Cary Gunn
posted this
24 April 2015
Howdy G'runner,
I wonder if your bullet is too small in the “bore-riding nose” section?
Your Lee 185 is a nominal .312” bullet, which might drop as large as .314” on the driving bands, if you're lucky and your mold runs a little large. That diameter is probably fine for your Mauser, since two wraps of note book paper would increase the patched diameter to .324, or thereabouts, on the driving bands of the bullet.
The problem comes in with the dimension of the bullet's nose, which was intended to ride the tops of the lands in such rifles as the 7.62x54R Russian, .303 Brit., etc. As a result, your bullet's nose, as dropped from the mold, is likely in the neighborhood of .303” or slightly smaller, and when patched would only stretch to .313” at best.

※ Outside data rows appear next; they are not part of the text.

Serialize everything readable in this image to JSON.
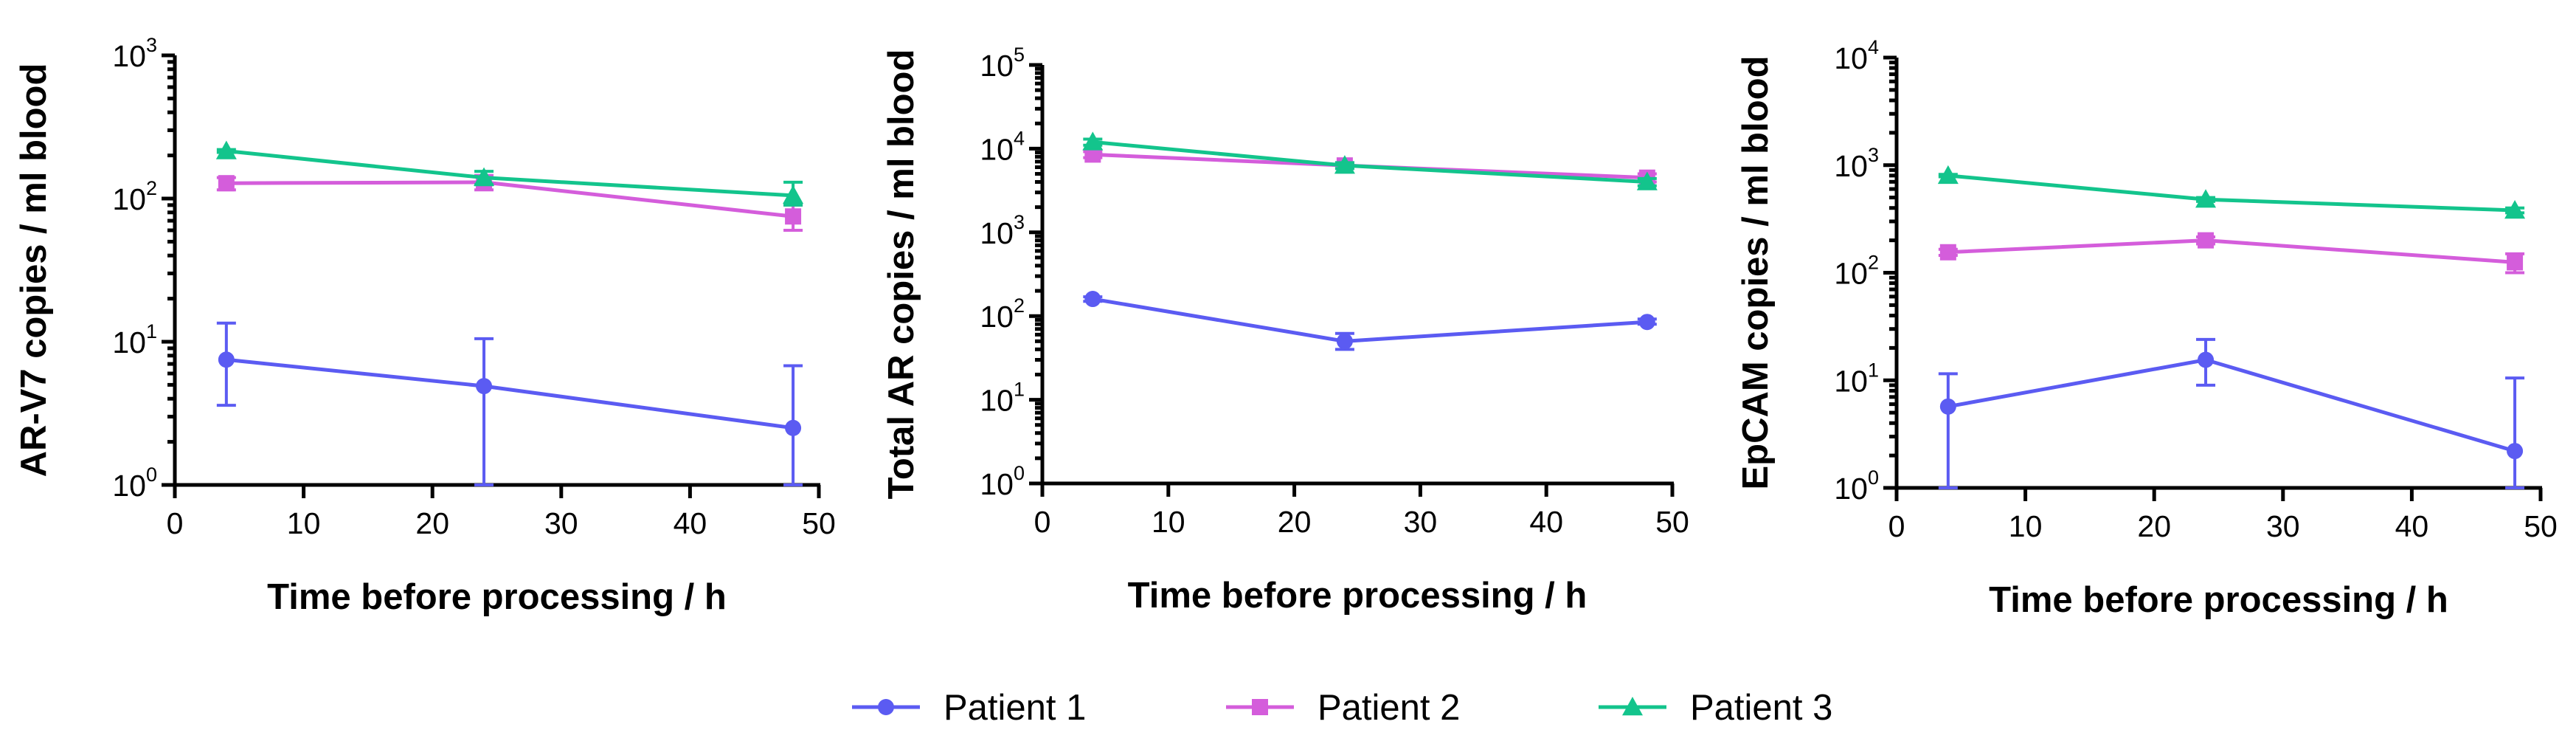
{
  "legend": [
    {
      "name": "Patient 1",
      "color": "#5b5bf2",
      "marker": "circle"
    },
    {
      "name": "Patient 2",
      "color": "#d45ddb",
      "marker": "square"
    },
    {
      "name": "Patient 3",
      "color": "#13c48c",
      "marker": "triangle"
    }
  ],
  "chart_data": [
    {
      "type": "line",
      "xlabel": "Time before processing / h",
      "ylabel": "AR-V7 copies / ml blood",
      "yscale": "log",
      "xlim": [
        0,
        50
      ],
      "ylim": [
        1,
        1000
      ],
      "xticks": [
        "0",
        "10",
        "20",
        "30",
        "40",
        "50"
      ],
      "yticks": [
        {
          "base": "10",
          "exp": "0"
        },
        {
          "base": "10",
          "exp": "1"
        },
        {
          "base": "10",
          "exp": "2"
        },
        {
          "base": "10",
          "exp": "3"
        }
      ],
      "x": [
        4,
        24,
        48
      ],
      "series": [
        {
          "name": "Patient 1",
          "values": [
            7.5,
            4.9,
            2.5
          ],
          "err_low": [
            3.6,
            1.0,
            1.0
          ],
          "err_high": [
            13.5,
            10.5,
            6.8
          ]
        },
        {
          "name": "Patient 2",
          "values": [
            128,
            130,
            75
          ],
          "err_low": [
            115,
            115,
            60
          ],
          "err_high": [
            140,
            145,
            90
          ]
        },
        {
          "name": "Patient 3",
          "values": [
            215,
            140,
            105
          ],
          "err_low": [
            210,
            125,
            90
          ],
          "err_high": [
            220,
            155,
            130
          ]
        }
      ]
    },
    {
      "type": "line",
      "xlabel": "Time before processing / h",
      "ylabel": "Total  AR copies / ml blood",
      "yscale": "log",
      "xlim": [
        0,
        50
      ],
      "ylim": [
        1,
        100000
      ],
      "xticks": [
        "0",
        "10",
        "20",
        "30",
        "40",
        "50"
      ],
      "yticks": [
        {
          "base": "10",
          "exp": "0"
        },
        {
          "base": "10",
          "exp": "1"
        },
        {
          "base": "10",
          "exp": "2"
        },
        {
          "base": "10",
          "exp": "3"
        },
        {
          "base": "10",
          "exp": "4"
        },
        {
          "base": "10",
          "exp": "5"
        }
      ],
      "x": [
        4,
        24,
        48
      ],
      "series": [
        {
          "name": "Patient 1",
          "values": [
            160,
            50,
            85
          ],
          "err_low": [
            150,
            40,
            80
          ],
          "err_high": [
            170,
            62,
            92
          ]
        },
        {
          "name": "Patient 2",
          "values": [
            8500,
            6300,
            4500
          ],
          "err_low": [
            7800,
            5800,
            4000
          ],
          "err_high": [
            9200,
            6800,
            5000
          ]
        },
        {
          "name": "Patient 3",
          "values": [
            12000,
            6300,
            4000
          ],
          "err_low": [
            11000,
            5800,
            3600
          ],
          "err_high": [
            13000,
            6800,
            4400
          ]
        }
      ]
    },
    {
      "type": "line",
      "xlabel": "Time before processing / h",
      "ylabel": "EpCAM copies / ml blood",
      "yscale": "log",
      "xlim": [
        0,
        50
      ],
      "ylim": [
        1,
        10000
      ],
      "xticks": [
        "0",
        "10",
        "20",
        "30",
        "40",
        "50"
      ],
      "yticks": [
        {
          "base": "10",
          "exp": "0"
        },
        {
          "base": "10",
          "exp": "1"
        },
        {
          "base": "10",
          "exp": "2"
        },
        {
          "base": "10",
          "exp": "3"
        },
        {
          "base": "10",
          "exp": "4"
        }
      ],
      "x": [
        4,
        24,
        48
      ],
      "series": [
        {
          "name": "Patient 1",
          "values": [
            5.7,
            15.5,
            2.2
          ],
          "err_low": [
            1.0,
            9.0,
            1.0
          ],
          "err_high": [
            11.5,
            24,
            10.5
          ]
        },
        {
          "name": "Patient 2",
          "values": [
            155,
            200,
            125
          ],
          "err_low": [
            145,
            185,
            100
          ],
          "err_high": [
            165,
            215,
            150
          ]
        },
        {
          "name": "Patient 3",
          "values": [
            800,
            480,
            380
          ],
          "err_low": [
            780,
            460,
            360
          ],
          "err_high": [
            820,
            500,
            400
          ]
        }
      ]
    }
  ]
}
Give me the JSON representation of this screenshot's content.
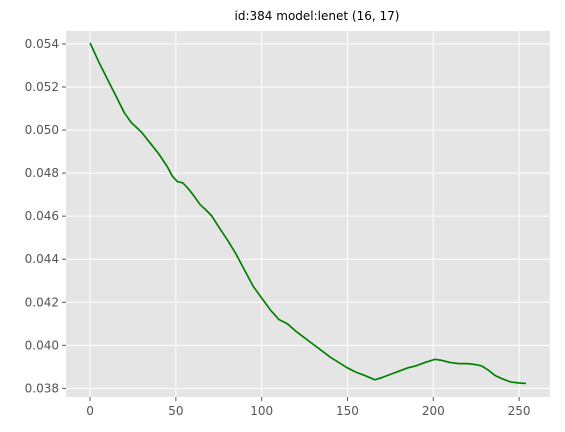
{
  "chart_data": {
    "type": "line",
    "title": "id:384 model:lenet (16, 17)",
    "xlabel": "",
    "ylabel": "",
    "xlim": [
      -14,
      268
    ],
    "ylim": [
      0.0376,
      0.0546
    ],
    "x_ticks": [
      0,
      50,
      100,
      150,
      200,
      250
    ],
    "y_ticks": [
      0.038,
      0.04,
      0.042,
      0.044,
      0.046,
      0.048,
      0.05,
      0.052,
      0.054
    ],
    "y_tick_labels": [
      "0.038",
      "0.040",
      "0.042",
      "0.044",
      "0.046",
      "0.048",
      "0.050",
      "0.052",
      "0.054"
    ],
    "x_tick_labels": [
      "0",
      "50",
      "100",
      "150",
      "200",
      "250"
    ],
    "grid": true,
    "background": "#e5e5e5",
    "series": [
      {
        "color": "#008000",
        "points": [
          [
            0,
            0.05405
          ],
          [
            5,
            0.05318
          ],
          [
            10,
            0.05238
          ],
          [
            15,
            0.0516
          ],
          [
            20,
            0.0508
          ],
          [
            24,
            0.05035
          ],
          [
            30,
            0.0499
          ],
          [
            35,
            0.0494
          ],
          [
            40,
            0.0489
          ],
          [
            45,
            0.0483
          ],
          [
            48,
            0.04785
          ],
          [
            51,
            0.0476
          ],
          [
            54,
            0.04755
          ],
          [
            57,
            0.0473
          ],
          [
            60,
            0.047
          ],
          [
            64,
            0.04655
          ],
          [
            68,
            0.04625
          ],
          [
            71,
            0.046
          ],
          [
            75,
            0.0455
          ],
          [
            80,
            0.0449
          ],
          [
            85,
            0.04425
          ],
          [
            90,
            0.0435
          ],
          [
            95,
            0.04275
          ],
          [
            100,
            0.0422
          ],
          [
            105,
            0.04165
          ],
          [
            110,
            0.0412
          ],
          [
            115,
            0.041
          ],
          [
            120,
            0.04065
          ],
          [
            125,
            0.04035
          ],
          [
            130,
            0.04005
          ],
          [
            135,
            0.03975
          ],
          [
            140,
            0.03945
          ],
          [
            145,
            0.0392
          ],
          [
            150,
            0.03895
          ],
          [
            155,
            0.03875
          ],
          [
            160,
            0.0386
          ],
          [
            166,
            0.0384
          ],
          [
            170,
            0.0385
          ],
          [
            175,
            0.03865
          ],
          [
            180,
            0.0388
          ],
          [
            185,
            0.03895
          ],
          [
            190,
            0.03905
          ],
          [
            195,
            0.0392
          ],
          [
            201,
            0.03935
          ],
          [
            205,
            0.0393
          ],
          [
            210,
            0.0392
          ],
          [
            215,
            0.03915
          ],
          [
            220,
            0.03915
          ],
          [
            225,
            0.0391
          ],
          [
            228,
            0.03905
          ],
          [
            232,
            0.03885
          ],
          [
            236,
            0.0386
          ],
          [
            240,
            0.03845
          ],
          [
            245,
            0.0383
          ],
          [
            250,
            0.03825
          ],
          [
            254,
            0.03823
          ]
        ]
      }
    ]
  }
}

Thus, half of your bullet's length (the nose section) would be supported on the tops of the Mauser's lands by nothing more than the .010” thickness of paper overlying the .303” lead nose beneath. Such a bullet is very likely far too free to wobble about on it's trip out the barrel to shoot accurately.
I think you'd be much better served by a bullet measuring .314'' or so along the entire length of the bullet body. The reduced nose diameter of the “bore-rider” bullet style, in my opinion, is poorly suited to paper-patching.
Why not try patching the Lee 175-grain 8mm Mauser bullet, after sizing it down to the .314"-.316” neighborhood? A two-wrap patch of note paper would then bring the PPB diameter up to about .324"-.326” along the entire body-length of the bullet, and would likely suit your Mauser much better than the smaller-diameter Lee 185-grain bullet.